Space flight can cause other problems. Returning astronauts may black out briefly when they sit up or stand. The malady is thought to be associated with changes in blood flow to the brain. NASA-supported scientists recently showed that when rats undergo this change of posture, they show pronounced constriction (narrowing) of blood vessels in certain areas of the brain (5). Understanding how these and other physiological alterations occur may make it possible to provide better medical care for astronauts in space and upon return to Earth. These particular examples of studies into the effects of microgravity are also applicable to patients confined to bed rest, and the results will thus benefit a much wider population.
The APS is concerned that despite the overall funding increase for NASA, the proposed allocation for HSR&T of $806.5 million in the FY 2006 budget request represents a decrease of nearly 20% from the previous year. This reduction is inconsistent with NASA’s increased focus on manned space exploration. The APS joins FASEB in urging increased support for peer-reviewed research into the health risks of long-term space flight and development of appropriate countermeasures.
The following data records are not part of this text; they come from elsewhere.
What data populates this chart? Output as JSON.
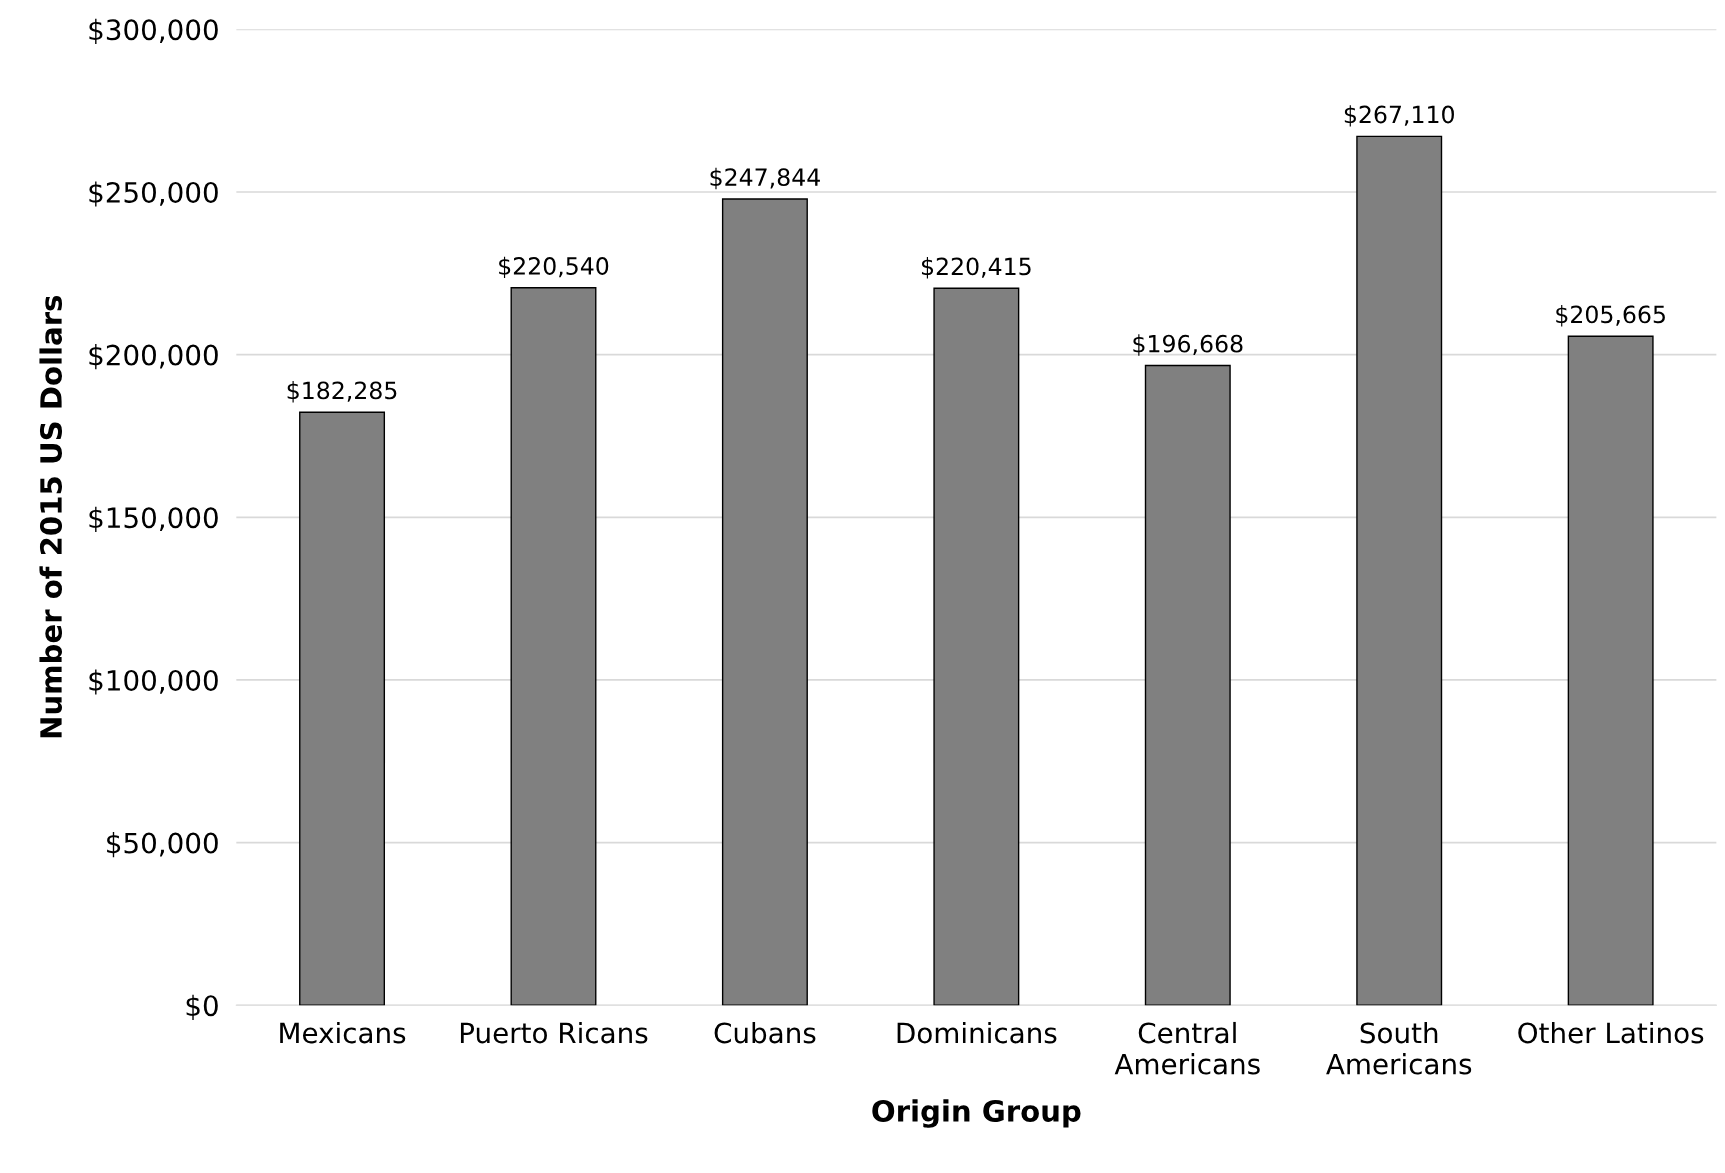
{
  "chart_data": {
    "type": "bar",
    "xlabel": "Origin Group",
    "ylabel": "Number of 2015 US Dollars",
    "categories": [
      "Mexicans",
      "Puerto Ricans",
      "Cubans",
      "Dominicans",
      "Central\nAmericans",
      "South\nAmericans",
      "Other Latinos"
    ],
    "values": [
      182285,
      220540,
      247844,
      220415,
      196668,
      267110,
      205665
    ],
    "value_labels": [
      "$182,285",
      "$220,540",
      "$247,844",
      "$220,415",
      "$196,668",
      "$267,110",
      "$205,665"
    ],
    "color": "#808080",
    "ylim": [
      0,
      300000
    ],
    "yticks": [
      {
        "value": 0,
        "label": "$0"
      },
      {
        "value": 50000,
        "label": "$50,000"
      },
      {
        "value": 100000,
        "label": "$100,000"
      },
      {
        "value": 150000,
        "label": "$150,000"
      },
      {
        "value": 200000,
        "label": "$200,000"
      },
      {
        "value": 250000,
        "label": "$250,000"
      },
      {
        "value": 300000,
        "label": "$300,000"
      }
    ],
    "grid": "y",
    "legend": false
  }
}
As highlighted above, investment in the basic sciences is critical to our nation’s technological and economic future. The APS urges you to make every effort to provide these agencies with increased funding for FY 2006.
Sincerely,
Douglas C. Eaton, Ph.D.
President
American Physiological Society
Studies Referenced
1. C. L. Huffard, F. Boneka, R. J. Full, Science 307, 1927 (Mar 25, 2005).
2. J. B. Andersen, B. C. Rourke, V. J. Caiozzo, A. F. Bennett, J. W. Hicks, Nature 434, 37-8 (Mar 3, 2005).
3. D. Paddon-Jones et al., J Clin Endocrinol Metab 89, 4351-8 (Sep, 2004).
4. S. R. Zwart et al., J Appl Physiol (Feb 3, 2005).
5. M. K. Wilkerson et al., Am J Physiol Heart Circ Physiol 288, H1652-61 (Apr, 2005).